Oxycodone: Reactions with other drugs or substances

Last modified: Saturday, 20. June 2009 - 2:35 pm

Oxycodone is a strong prescription analgesic and, as such, it is not advisable to take oxycodone in combination with any other pain medications, including common over-the-counter pain relievers like Tylenol or Advil. If oxycodone taken as prescribed does not relieve the pain adequately, the patient’s doctor can adjust the dose or substitute a stronger drug.
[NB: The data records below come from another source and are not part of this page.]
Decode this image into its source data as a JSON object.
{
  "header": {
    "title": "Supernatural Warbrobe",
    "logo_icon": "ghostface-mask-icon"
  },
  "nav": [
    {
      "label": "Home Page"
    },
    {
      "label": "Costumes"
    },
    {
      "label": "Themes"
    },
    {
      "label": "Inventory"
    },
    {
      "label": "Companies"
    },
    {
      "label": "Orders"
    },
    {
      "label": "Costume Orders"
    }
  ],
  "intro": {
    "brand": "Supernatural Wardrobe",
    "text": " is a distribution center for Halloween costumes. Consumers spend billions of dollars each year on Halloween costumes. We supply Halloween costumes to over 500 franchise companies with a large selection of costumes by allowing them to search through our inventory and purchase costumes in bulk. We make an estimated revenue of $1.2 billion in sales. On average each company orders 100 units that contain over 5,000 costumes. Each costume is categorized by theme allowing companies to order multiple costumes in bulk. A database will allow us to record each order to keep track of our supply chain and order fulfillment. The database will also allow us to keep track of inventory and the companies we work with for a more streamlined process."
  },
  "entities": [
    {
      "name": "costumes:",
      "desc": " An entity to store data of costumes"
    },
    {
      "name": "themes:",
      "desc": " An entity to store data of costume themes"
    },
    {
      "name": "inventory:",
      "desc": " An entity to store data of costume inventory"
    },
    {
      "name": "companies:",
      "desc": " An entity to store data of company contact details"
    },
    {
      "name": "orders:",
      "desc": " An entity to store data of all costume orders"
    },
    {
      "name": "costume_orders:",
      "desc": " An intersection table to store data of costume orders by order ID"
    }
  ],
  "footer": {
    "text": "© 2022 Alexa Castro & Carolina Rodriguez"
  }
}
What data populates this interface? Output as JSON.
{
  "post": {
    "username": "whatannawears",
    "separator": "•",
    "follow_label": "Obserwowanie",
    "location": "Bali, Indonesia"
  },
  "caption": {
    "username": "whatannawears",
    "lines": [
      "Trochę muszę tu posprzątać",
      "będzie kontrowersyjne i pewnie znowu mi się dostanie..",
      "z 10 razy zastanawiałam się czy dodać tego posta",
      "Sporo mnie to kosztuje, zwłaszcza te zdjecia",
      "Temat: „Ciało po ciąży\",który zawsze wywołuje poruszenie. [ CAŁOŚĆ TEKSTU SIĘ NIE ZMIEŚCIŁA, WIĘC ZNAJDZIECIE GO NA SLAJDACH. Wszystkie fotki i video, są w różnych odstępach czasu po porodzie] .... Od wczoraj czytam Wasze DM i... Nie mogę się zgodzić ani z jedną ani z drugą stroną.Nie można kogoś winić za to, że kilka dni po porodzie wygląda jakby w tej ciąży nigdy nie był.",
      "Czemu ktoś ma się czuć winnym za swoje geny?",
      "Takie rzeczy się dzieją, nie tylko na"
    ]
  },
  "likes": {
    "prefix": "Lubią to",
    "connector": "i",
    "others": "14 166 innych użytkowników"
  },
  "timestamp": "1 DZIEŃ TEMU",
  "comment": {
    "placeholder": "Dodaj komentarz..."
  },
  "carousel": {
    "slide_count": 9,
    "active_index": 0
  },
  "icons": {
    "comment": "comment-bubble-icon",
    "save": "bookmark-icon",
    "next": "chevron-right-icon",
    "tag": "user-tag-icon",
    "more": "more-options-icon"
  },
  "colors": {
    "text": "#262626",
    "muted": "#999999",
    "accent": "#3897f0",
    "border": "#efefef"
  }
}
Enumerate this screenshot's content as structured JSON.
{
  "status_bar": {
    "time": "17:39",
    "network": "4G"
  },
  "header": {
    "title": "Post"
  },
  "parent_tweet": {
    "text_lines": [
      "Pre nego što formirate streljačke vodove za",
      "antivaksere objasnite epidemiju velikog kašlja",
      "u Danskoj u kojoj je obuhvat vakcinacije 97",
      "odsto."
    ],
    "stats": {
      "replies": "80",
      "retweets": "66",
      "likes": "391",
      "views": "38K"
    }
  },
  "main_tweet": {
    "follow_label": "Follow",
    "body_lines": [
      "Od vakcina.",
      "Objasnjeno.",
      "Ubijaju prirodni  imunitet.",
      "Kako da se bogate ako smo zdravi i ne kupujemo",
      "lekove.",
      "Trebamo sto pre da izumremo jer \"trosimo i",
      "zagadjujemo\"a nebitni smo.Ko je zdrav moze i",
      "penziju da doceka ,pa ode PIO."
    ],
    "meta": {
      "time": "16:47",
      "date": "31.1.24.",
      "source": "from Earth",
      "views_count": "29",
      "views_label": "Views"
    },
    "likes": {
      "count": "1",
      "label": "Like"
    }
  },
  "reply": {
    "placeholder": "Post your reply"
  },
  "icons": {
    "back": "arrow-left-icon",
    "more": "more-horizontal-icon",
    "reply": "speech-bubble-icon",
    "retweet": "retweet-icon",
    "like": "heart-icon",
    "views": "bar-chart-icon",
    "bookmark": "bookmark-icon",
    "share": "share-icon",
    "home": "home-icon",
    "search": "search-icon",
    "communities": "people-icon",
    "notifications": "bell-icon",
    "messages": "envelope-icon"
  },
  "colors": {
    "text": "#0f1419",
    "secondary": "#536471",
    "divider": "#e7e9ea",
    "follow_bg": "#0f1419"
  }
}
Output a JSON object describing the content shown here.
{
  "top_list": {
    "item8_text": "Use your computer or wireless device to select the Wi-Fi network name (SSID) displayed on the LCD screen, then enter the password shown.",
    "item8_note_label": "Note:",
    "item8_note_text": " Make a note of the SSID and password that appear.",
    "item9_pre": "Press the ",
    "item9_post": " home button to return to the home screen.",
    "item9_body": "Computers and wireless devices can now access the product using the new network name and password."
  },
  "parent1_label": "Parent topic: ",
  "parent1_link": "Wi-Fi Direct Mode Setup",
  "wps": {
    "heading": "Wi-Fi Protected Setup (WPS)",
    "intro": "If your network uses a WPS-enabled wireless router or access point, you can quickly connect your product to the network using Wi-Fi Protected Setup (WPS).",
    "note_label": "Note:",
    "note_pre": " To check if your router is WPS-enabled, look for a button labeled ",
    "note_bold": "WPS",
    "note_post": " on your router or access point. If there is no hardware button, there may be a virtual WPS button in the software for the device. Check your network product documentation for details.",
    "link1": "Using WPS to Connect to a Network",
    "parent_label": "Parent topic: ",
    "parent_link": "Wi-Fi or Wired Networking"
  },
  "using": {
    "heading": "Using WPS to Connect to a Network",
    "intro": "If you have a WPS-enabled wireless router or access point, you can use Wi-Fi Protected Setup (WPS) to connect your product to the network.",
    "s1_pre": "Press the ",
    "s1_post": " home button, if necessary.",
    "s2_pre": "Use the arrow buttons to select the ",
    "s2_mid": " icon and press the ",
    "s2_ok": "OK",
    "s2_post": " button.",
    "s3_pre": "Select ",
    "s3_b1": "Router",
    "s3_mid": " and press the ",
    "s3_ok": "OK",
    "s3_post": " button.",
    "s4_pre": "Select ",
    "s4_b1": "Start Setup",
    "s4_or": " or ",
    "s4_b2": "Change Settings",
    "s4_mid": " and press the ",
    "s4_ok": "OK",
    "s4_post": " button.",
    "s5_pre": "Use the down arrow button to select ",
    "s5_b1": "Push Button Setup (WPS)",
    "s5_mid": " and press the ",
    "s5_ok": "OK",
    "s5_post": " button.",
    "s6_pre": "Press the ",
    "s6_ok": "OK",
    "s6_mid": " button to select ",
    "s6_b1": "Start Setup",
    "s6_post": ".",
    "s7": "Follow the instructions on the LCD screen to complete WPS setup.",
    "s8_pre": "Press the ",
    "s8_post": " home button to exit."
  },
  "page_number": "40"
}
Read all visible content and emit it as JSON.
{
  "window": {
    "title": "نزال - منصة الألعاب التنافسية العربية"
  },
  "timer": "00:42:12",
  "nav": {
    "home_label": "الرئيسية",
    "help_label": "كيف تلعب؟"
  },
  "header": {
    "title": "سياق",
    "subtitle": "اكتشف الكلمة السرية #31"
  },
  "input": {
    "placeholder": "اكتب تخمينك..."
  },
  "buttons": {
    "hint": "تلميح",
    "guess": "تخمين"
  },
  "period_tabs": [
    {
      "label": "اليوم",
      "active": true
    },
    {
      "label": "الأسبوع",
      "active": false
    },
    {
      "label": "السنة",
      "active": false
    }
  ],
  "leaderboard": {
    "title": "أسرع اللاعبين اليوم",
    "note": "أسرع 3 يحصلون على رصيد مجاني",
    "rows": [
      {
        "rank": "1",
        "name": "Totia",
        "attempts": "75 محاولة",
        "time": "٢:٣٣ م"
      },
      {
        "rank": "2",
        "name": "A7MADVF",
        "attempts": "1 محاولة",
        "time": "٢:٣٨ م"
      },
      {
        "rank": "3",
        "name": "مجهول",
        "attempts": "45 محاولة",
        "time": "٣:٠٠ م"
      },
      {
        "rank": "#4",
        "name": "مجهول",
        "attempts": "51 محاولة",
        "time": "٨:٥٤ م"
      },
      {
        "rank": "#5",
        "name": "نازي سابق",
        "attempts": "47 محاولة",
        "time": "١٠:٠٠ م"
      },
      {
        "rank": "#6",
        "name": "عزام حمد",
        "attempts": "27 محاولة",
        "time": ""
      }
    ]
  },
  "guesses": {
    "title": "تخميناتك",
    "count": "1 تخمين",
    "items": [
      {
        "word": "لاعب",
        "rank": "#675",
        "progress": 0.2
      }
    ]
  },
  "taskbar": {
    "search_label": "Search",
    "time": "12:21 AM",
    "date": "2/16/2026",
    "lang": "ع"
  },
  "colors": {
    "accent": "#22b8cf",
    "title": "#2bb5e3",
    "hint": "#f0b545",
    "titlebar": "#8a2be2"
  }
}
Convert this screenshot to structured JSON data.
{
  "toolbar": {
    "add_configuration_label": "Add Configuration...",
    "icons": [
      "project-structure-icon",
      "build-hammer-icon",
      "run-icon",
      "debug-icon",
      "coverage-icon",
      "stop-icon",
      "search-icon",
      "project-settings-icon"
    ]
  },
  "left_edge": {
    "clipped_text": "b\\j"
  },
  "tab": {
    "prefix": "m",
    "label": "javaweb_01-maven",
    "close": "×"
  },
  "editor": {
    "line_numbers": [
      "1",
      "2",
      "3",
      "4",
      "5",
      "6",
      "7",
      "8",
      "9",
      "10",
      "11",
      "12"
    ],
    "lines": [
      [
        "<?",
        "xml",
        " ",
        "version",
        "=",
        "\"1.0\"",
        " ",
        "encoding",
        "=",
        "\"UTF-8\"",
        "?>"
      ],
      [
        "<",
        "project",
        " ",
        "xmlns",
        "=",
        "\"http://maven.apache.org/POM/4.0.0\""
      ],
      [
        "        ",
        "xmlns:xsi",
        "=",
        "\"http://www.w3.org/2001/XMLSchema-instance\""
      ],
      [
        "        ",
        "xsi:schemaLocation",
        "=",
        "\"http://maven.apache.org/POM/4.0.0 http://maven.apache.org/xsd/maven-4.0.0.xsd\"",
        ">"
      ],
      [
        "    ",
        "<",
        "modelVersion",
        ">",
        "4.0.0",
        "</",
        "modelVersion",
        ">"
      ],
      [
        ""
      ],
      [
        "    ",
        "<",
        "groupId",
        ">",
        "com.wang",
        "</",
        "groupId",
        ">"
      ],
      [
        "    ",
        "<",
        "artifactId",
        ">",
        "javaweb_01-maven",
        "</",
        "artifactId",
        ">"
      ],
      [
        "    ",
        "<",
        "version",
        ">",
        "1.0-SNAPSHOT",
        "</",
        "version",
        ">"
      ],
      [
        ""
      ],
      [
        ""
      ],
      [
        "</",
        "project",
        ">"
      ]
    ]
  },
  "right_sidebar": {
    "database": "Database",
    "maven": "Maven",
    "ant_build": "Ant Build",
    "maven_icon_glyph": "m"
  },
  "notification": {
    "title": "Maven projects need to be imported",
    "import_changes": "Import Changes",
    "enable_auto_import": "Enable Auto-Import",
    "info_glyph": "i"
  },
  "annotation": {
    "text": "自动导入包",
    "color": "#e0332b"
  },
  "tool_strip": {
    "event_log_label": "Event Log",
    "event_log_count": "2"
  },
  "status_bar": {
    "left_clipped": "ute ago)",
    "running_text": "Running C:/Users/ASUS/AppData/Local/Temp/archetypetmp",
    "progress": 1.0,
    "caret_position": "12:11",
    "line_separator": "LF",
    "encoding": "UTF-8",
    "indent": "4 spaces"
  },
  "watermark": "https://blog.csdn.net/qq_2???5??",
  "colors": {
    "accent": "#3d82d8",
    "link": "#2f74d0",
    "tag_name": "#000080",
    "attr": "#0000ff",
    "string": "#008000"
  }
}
Because oxycodone may intensify the effects of other drugs that cause drowsiness, it should not be taken with antidepressants, antihistamines, anti-anxiety drugs, seizure medications, sedatives, sleeping pills, or muscle relaxants, except under the supervision of a doctor. Patients who may be prescribed oxycodone should tell their doctor if they are taking any of these medications.
Similarly, alcohol should be avoided when taking oxycodone. It, too, increases feelings of drowsiness and can cause dizziness when combined with oxycodone. Avoiding alcohol is especially important when taking pain-relievers containing oxycodone and acetaminophen, as studies have shown that liver damage can occur when even relatively small amounts of alcohol are combined with acetaminophen. A current or past history of alcohol or drug abuse should be carefully considered before oxycodone is prescribed.
When taking an acetaminophen-containing oxycodone drug, it is also important to pay attention to the acetaminophen content in other medications, such as over-the-counter cough or cold remedies. The maximum daily recommended amount of acetaminophen for the average adult should not exceed 4 g per day or 4,000 mg per day.